I would like to scrape all the statistics in the page
whereas my parquet file returns the results on the first page.
Both the previous and next buttons have the same CSS selectors.
CodePudding user response:
In this command try changing from wait.until(EC.element_to_be_clickable((By.XPATH, '//*[@id="root"]/div[2]/div/div[1]/div[3]/button[3]/svg'))).click()
to
wait.until(EC.element_to_be_clickable((By.CSS_SELECTOR, "button svg[class*='ChevronRight']"))).click()
Also make sure you are scrolling to the bottom so this element becomes clickable
CodePudding user response:
You surely must have a reason to use selenium.. but just in case, here is a less overhead..ish solution, avoiding Selenium:
import requests
import pandas as pd
url = 'https://fantasy.premierleague.com/api/bootstrap-static/'
r = requests.get(url)
df = pd.DataFrame(r.json()['elements'])
df.sort_values(by=['total_points'], inplace=True, ascending=False)
print(df[['web_name', 'now_cost', 'form', 'total_points']])
Result:
web_name now_cost form total_points
393 Haaland 119 11.2 67
91 Toney 71 7.5 45
538 Kane 114 6.7 40
259 Mitrović 68 6.5 39
314 Rodrigo 64 6.3 38
... ... ... ... ...
243 Garner 45 0.0 0
0 Cédric 42 0.0 0
86 Senesi 45 -0.2 -1
412 Shaw 47 -0.2 -1
410 Maguire 47 -0.2 -1
624 rows × 4 columns
Data in that webpage is being pulled dynamically from an API endpoint.

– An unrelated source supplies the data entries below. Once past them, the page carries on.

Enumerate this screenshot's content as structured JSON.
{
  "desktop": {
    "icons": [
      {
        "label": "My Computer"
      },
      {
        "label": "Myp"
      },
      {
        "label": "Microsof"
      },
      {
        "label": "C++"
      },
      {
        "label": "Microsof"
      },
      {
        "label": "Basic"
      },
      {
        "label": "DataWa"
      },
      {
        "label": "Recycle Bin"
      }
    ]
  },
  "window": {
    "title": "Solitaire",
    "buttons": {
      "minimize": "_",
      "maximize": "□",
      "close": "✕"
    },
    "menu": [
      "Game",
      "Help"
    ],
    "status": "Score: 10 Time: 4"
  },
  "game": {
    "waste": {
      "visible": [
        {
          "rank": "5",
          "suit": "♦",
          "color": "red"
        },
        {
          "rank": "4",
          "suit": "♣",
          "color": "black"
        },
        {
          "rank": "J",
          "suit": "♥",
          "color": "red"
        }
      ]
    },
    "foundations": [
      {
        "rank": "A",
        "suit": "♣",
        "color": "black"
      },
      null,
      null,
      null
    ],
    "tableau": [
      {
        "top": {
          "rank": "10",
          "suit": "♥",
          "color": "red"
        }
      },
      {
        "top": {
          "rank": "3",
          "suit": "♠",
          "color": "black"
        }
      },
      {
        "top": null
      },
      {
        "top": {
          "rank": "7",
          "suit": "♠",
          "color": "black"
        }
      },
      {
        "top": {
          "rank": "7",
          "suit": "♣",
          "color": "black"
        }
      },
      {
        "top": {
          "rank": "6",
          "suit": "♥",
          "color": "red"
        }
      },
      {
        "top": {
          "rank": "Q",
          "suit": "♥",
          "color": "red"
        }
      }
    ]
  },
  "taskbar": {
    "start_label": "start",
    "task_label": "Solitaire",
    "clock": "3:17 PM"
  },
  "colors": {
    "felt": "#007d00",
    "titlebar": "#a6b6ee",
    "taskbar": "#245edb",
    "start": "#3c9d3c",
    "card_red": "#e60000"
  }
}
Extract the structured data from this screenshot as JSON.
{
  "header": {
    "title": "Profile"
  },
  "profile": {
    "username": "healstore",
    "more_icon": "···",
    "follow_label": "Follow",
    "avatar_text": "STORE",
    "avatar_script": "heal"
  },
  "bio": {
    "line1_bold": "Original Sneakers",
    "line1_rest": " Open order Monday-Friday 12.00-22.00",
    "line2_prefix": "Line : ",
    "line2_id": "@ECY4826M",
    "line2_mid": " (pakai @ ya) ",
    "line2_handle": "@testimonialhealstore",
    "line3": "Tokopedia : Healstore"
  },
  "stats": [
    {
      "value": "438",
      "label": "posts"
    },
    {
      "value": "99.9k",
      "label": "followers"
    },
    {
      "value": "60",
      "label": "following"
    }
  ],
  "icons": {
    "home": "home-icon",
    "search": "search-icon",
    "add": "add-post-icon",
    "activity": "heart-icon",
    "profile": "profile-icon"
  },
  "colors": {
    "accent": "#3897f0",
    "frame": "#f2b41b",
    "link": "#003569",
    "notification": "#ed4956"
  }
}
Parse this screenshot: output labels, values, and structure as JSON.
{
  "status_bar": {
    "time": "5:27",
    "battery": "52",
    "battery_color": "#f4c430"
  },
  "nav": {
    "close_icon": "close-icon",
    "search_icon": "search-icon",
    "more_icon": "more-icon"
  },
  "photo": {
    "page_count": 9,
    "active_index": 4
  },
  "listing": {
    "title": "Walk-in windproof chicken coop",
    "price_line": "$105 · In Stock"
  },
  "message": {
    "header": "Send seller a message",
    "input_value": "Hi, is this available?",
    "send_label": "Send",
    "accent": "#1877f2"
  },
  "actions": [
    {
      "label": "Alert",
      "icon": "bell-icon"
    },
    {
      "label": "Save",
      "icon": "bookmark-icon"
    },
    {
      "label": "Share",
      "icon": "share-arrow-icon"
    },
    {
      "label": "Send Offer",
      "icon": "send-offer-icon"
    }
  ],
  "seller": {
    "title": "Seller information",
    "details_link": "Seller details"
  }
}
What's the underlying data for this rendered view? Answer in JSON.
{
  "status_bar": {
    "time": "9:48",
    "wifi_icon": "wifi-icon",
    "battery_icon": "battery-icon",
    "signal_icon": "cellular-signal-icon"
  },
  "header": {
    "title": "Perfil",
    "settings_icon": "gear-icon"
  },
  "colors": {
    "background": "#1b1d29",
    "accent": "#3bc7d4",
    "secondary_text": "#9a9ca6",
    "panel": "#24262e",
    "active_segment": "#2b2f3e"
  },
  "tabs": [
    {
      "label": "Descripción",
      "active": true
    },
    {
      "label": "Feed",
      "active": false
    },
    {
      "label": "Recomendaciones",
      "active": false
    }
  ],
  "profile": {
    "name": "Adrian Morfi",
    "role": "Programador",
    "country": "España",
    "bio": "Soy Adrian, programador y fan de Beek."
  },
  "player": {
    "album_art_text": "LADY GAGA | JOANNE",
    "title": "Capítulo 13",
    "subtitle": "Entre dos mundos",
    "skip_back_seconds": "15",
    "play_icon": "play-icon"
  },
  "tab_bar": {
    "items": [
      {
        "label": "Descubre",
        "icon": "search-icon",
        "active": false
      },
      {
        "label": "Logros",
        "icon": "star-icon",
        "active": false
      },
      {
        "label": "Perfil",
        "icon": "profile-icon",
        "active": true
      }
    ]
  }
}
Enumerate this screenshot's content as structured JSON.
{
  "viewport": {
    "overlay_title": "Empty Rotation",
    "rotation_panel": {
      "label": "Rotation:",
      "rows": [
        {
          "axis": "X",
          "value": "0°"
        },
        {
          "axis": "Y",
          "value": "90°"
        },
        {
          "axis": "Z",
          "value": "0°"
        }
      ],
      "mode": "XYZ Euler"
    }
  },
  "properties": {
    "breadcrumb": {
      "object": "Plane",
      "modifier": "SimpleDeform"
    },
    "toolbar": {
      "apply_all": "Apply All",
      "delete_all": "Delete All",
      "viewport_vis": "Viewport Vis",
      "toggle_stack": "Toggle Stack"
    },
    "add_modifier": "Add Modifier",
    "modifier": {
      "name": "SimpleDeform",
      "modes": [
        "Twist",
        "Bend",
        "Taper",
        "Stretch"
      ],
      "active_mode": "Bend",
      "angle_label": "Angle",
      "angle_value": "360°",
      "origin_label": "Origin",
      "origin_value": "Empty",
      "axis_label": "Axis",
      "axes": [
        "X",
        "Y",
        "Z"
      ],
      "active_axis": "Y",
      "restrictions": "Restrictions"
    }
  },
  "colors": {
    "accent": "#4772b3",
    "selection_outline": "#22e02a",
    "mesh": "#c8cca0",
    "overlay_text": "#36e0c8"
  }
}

This is visible in Dev tools - Network tab. By scraping that endpoint, you get a fairly large JSON object, which you can dissect and extract the visible table in page, and also other stuffs, if you are so inclined (just inspect it).
This is python Requests documentation: https://requests.readthedocs.io/en/latest/